R Lee Ermey is fantastic, and carries the movie on his shoulders. He struts up and down lines of terrified recruits like a demonic rooster, reeling off pungently vile insults like stanzas of metered poetry. I’ve heard veterans describe boot camp as “the funniest place you’re not allowed to laugh”, and I think about that when Ermey says stuff like “unorganized, grab-asstic pieces of amphibian shit” and “slimy little Communist shit twinkle-toed cocksuckers“, ready to dump all the shit in the sky upon the first private to crack a smile.

How accurate a portrayal of the boot camp experience is this? I remember a discussion on IMDB’s defunct comments bored – half the vets were saying “This is fantasy” and the rest were saying “This was my experience, exactly.”

Certain things seem right, based on what I’ve heard from friends. Dumping a recruit’s entire kit all over the floor because one little thing isn’t squared away. Punishing an entire class for one recruit’s screw-up. These scenes have a ring of truth. Ermey’s behavior has a cruel kind of logic behind it: he’s weeding out “non-hackers”. In his mind, if you’re going to snap under pressure, you might as well do it at Parris Island, rather than in the field, when the lives of your brothers are on the line.

Vincent D’Onofrio also inhabits his role well: that of a helpless wide-eyed frog getting smashed to pulp by a baseball bat. After weeks of abuse, his eyes start changing, and the drill instructor thinks he’s finally taking instruction. Movie viewers, of course, are aware of dramatic arcs and might guess that something else is coming.

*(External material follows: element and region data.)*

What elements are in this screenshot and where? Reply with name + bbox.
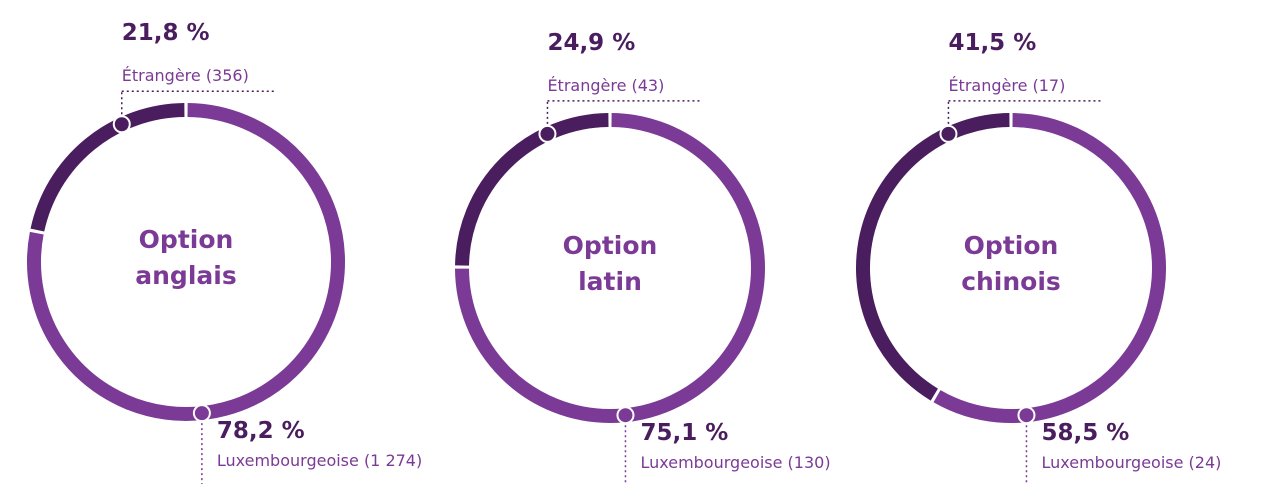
category-label: Luxembourgeoise (130) — [640, 453, 831, 473]
donut-segment — [455, 113, 765, 423]
chart-title: Option latin — [562, 231, 658, 296]
value-label: 78,2 % — [216, 418, 305, 445]
chart-title: Option chinois — [961, 231, 1061, 296]
donut-segment — [30, 103, 185, 232]
label-dot — [192, 404, 211, 423]
value-label: 58,5 % — [1041, 420, 1130, 447]
donut-segment — [27, 103, 345, 421]
category-label: Étrangère (356) — [121, 66, 249, 86]
category-label: Étrangère (43) — [547, 75, 665, 95]
value-label: 41,5 % — [948, 29, 1037, 56]
category-label: Luxembourgeoise (1 274) — [216, 451, 423, 471]
category-label: Étrangère (17) — [948, 75, 1066, 95]
chart-title: Option anglais — [135, 225, 237, 290]
value-label: 21,8 % — [121, 20, 210, 47]
donut-segment — [933, 113, 1166, 423]
label-dot — [112, 115, 131, 134]
value-label: 75,1 % — [640, 420, 729, 447]
value-label: 24,9 % — [547, 29, 636, 56]
label-dot — [1017, 406, 1036, 425]
label-dot — [616, 406, 635, 425]
label-dot — [538, 124, 557, 143]
category-label: Luxembourgeoise (24) — [1041, 453, 1222, 473]
donut-segment — [455, 113, 609, 266]
label-dot — [939, 124, 958, 143]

Later, when Joker graduates boot camp and goes to Vietnam, the movie literally loses the plot. None of its events are motivated by anything much. It grinds out some new ideas and characters, but next to D’Onofrio and Ermey’s dynamic they’re not interesting or memorable. I don’t seem to be alone in that assessment. On the film’s IMDB page, the top-voted quotations are overwhelmingly from the early scenes. Down the bottom you’ve got lines spoken in Vietnam by guys I don’t even remember being in the movie.

These scenes are tonally inconsistent. The part where Joker has to write propaganda (“we have a new directive from M.A.F. on this! In the future, in place of “search and destroy,” substitute the phrase “sweep and clear”!) is straight out of Dr Strangelove. Then there’s a moment where a gullible soldier has his wallet stolen by a wacky karate-chopping Vietnamese street gang. Other scenes play their material very straight, without a hint of satire.

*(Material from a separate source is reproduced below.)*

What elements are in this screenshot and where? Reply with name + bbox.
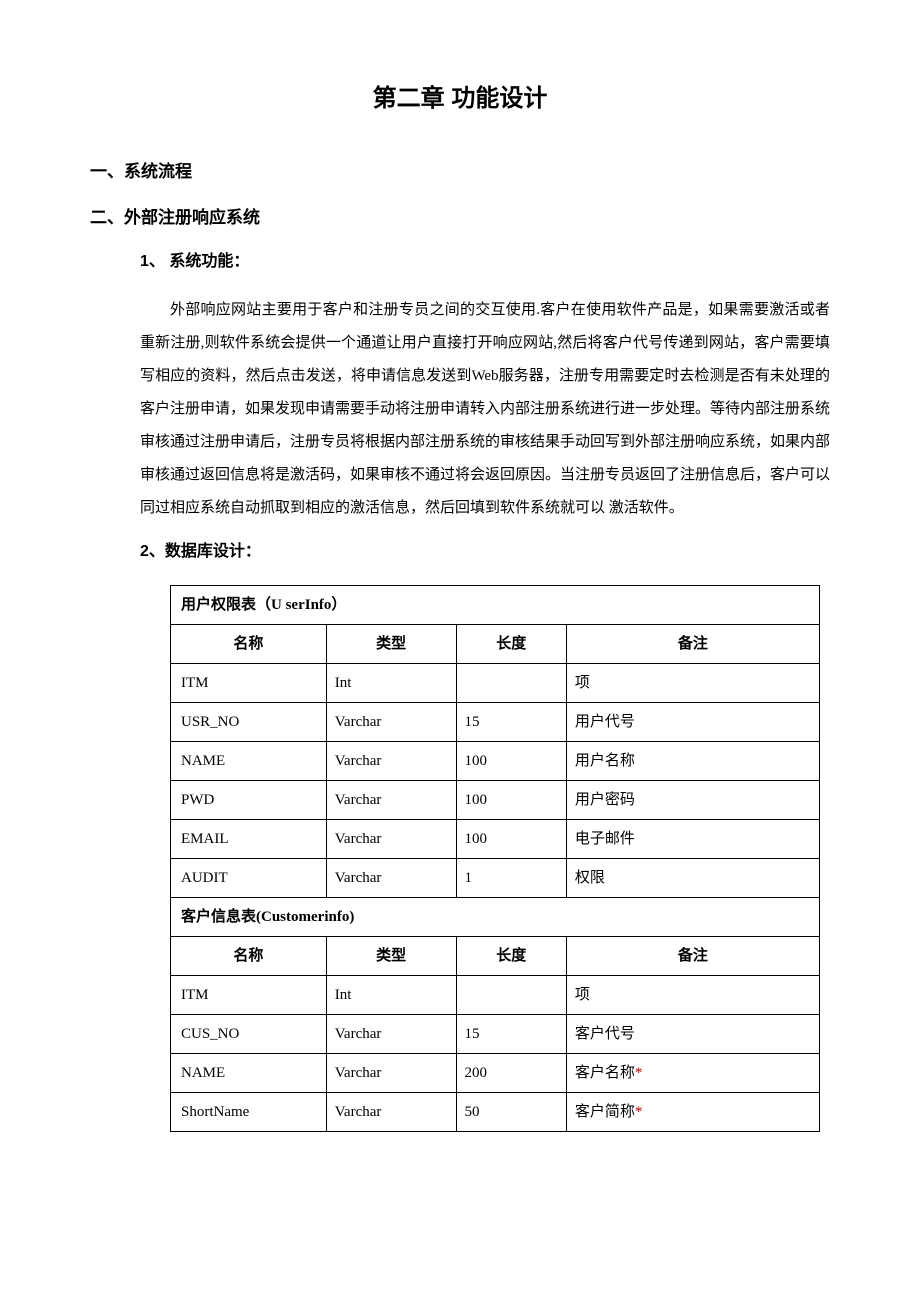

A lot has been written about Vietnam, and the way it reflects the final destruction of Clauswitz’s notions of war. No more battle lines. Your enemies dress like civilians. They use women and children, forcing you to make terrible decisions. Your fellow soldiers behave barbarously. Up is down and left is right. You want to escape, but even when you do, the war follows you home, haunting you. What’s it all for?

Kubrick’s film starts out purposeful and ends confused, muddled, and existing just to exist. In this sense it’s the perfect depiction of the Vietnam war.